СТОЛЛБРИДЖ-ЛЕ-КАРТЬЮ


   Когда я проснулся, оказалось, что Бэллерс скрылся из гостиницы, не заплатив по счету. Мне незачем было спрашивать, куда он отправился, я знал это слишком хорошо. Другого выхода не оставалось — я должен был последовать за ним. И вот часов в десять утра я нанял экипаж и поехал в Столлбридж-ле-Картью.
   Долина реки скоро осталась позади, и мы поднялись на вершину меловой гряды, где паслись стада овец, а в небесах звенели бесчисленные жаворонки. Это был приятный, но не слишком интересный пейзаж, так что мои мысли вскоре обратились ко вчерашнему бурному разговору. Бэллерс рисовался мне теперь в другом облике. Я представил себе, как он неукротимо стремится к своей опасной цели, и ни страх, ни доводы рассудка не заставят его отступить ни на шаг. Прежде он мне казался хорьком, теперь я увидел в нем бешеного волка. Теперь он не станет подбираться к добыче, а кинется на нее. Кинется, рыча и брызгая, ядовитой слюной. И если на его пути встанет даже Великая китайская стена, он попробует сокрушить ее голыми руками.
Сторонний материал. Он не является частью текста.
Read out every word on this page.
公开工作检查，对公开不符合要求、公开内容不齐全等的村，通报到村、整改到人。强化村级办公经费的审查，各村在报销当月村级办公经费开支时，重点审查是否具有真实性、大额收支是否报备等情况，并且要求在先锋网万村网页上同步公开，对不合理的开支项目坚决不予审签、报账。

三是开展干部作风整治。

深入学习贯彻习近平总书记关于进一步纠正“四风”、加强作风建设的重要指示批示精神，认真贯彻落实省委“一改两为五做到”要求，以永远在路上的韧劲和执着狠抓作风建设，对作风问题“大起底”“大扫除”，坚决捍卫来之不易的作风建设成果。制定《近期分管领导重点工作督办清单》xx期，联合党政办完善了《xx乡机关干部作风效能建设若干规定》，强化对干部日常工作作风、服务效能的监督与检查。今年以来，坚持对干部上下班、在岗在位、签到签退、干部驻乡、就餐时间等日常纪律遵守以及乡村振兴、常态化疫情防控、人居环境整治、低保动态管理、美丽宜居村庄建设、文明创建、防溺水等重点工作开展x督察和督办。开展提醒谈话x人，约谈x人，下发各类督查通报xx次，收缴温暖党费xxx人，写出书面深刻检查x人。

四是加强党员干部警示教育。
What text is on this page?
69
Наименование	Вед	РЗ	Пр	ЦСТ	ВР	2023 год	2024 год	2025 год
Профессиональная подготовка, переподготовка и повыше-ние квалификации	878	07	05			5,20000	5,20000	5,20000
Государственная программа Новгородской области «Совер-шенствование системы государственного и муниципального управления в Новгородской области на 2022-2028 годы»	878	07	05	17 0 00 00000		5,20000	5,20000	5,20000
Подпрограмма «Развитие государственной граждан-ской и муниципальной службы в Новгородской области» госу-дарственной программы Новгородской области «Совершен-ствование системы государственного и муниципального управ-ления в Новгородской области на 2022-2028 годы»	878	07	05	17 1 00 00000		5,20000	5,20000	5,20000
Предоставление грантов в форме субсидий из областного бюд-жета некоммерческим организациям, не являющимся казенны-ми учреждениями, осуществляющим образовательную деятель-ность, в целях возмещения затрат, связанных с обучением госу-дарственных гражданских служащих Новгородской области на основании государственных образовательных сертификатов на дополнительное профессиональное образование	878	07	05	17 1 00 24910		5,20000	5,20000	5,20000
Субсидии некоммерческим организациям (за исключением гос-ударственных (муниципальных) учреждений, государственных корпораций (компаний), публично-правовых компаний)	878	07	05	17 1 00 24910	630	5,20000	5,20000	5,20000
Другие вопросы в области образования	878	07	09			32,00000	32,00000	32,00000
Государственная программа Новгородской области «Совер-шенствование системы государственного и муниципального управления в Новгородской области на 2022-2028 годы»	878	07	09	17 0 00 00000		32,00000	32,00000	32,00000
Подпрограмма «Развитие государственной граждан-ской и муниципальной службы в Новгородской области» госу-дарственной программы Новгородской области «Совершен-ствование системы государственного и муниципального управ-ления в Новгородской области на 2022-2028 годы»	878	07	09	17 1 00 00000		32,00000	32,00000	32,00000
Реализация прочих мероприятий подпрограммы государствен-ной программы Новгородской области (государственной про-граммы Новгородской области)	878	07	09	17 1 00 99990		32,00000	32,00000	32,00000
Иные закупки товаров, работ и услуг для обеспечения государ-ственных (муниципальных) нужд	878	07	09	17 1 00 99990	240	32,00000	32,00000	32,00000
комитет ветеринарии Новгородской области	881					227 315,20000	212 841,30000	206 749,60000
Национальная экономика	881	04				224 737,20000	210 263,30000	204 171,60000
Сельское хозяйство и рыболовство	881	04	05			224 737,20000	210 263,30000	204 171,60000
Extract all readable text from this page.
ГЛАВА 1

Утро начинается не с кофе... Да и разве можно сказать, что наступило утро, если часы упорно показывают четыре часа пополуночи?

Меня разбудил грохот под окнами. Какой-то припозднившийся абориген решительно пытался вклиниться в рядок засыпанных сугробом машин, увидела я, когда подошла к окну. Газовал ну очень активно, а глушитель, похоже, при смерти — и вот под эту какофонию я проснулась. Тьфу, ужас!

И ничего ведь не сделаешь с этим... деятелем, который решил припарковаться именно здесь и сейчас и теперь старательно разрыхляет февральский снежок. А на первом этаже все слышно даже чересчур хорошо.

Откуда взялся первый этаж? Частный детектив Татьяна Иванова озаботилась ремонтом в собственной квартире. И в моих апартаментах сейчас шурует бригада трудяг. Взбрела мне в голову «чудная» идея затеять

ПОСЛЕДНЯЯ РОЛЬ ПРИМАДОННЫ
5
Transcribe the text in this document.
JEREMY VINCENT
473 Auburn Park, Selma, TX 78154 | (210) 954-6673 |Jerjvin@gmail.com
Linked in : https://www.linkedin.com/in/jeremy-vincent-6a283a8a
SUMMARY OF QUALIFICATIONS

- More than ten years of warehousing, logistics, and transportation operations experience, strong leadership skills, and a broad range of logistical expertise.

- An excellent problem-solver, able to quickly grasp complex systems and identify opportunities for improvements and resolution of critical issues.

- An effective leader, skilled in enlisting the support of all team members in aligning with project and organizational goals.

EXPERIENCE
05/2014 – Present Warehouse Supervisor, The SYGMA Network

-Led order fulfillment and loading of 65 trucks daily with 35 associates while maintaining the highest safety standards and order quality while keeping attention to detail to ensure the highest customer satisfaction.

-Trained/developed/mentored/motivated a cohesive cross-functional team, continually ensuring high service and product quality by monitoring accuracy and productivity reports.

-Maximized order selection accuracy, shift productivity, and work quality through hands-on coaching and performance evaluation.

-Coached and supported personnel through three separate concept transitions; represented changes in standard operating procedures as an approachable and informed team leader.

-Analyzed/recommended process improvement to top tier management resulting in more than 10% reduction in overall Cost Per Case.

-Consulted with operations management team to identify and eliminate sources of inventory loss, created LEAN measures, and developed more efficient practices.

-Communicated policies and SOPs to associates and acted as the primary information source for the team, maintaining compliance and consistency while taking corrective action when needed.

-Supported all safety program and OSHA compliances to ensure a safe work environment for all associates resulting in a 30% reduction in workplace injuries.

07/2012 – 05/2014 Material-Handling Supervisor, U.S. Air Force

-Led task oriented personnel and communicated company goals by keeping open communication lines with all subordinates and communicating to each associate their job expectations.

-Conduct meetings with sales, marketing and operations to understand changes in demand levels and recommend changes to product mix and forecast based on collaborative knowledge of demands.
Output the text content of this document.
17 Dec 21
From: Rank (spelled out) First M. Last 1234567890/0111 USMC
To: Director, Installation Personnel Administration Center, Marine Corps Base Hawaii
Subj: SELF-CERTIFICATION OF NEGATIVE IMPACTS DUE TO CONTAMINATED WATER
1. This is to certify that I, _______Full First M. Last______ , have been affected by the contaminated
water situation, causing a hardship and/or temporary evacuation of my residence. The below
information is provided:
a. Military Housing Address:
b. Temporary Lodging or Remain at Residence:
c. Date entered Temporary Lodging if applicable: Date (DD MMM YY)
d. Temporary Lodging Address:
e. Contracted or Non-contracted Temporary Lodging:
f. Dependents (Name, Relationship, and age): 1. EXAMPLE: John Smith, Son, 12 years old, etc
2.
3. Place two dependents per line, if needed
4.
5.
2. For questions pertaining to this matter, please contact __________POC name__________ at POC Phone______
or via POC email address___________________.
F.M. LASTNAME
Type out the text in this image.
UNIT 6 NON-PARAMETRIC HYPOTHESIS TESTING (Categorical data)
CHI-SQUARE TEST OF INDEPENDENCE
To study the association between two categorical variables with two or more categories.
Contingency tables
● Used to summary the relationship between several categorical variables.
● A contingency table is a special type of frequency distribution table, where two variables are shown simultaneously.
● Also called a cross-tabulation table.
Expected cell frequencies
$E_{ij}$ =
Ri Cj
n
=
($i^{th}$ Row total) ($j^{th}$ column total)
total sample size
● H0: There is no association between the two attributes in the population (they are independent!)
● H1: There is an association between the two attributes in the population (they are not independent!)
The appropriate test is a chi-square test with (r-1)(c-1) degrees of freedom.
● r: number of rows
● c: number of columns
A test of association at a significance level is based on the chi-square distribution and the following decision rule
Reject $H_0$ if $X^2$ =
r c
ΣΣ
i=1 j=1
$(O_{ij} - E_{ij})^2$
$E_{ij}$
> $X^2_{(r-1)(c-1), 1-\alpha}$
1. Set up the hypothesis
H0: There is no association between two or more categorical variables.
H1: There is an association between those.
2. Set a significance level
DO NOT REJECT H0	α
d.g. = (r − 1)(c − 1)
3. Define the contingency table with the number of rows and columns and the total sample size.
   Но вот дорога спустилась с холмов в долину реки Столл, и мы поехали среди огороженных полей, в тени густых, росших по обочинам деревьев.
   Возница сказал мне, что мы едем теперь по поместью Картью. Через некоторое время слева из-за деревьев поднялась зубчатая стена, а затем я увидел и весь дом. Он стоял в небольшой лощине среди густого парка, и, должен признаться, мне не понравились огромные деревья и непроходимые заросли лавров и рододендронов, окружавшие его. Несмотря на то, что здание это было расположено в низине и окружено деревьями, оно казалось внушительным, как собор. Когда мы начали огибать ограду парка, я заметил позади господского дома многочисленные службы. Слева виднелось небольшое декоративное озеро, где плавали лебеди. Справа, словно цветной витраж, пестрел старомодный цветник.
   На фасаде дома я насчитал более шестидесяти окон. Он был увенчан строгим фронтоном, а вдоль нижнего этажа тянулась большая терраса.
   От массивных ворот к дому вела широкая подъездная аллея, частично вымощенная гравием, частично выложенная дерном. По бокам ее шли тройные пешеходные аллеи.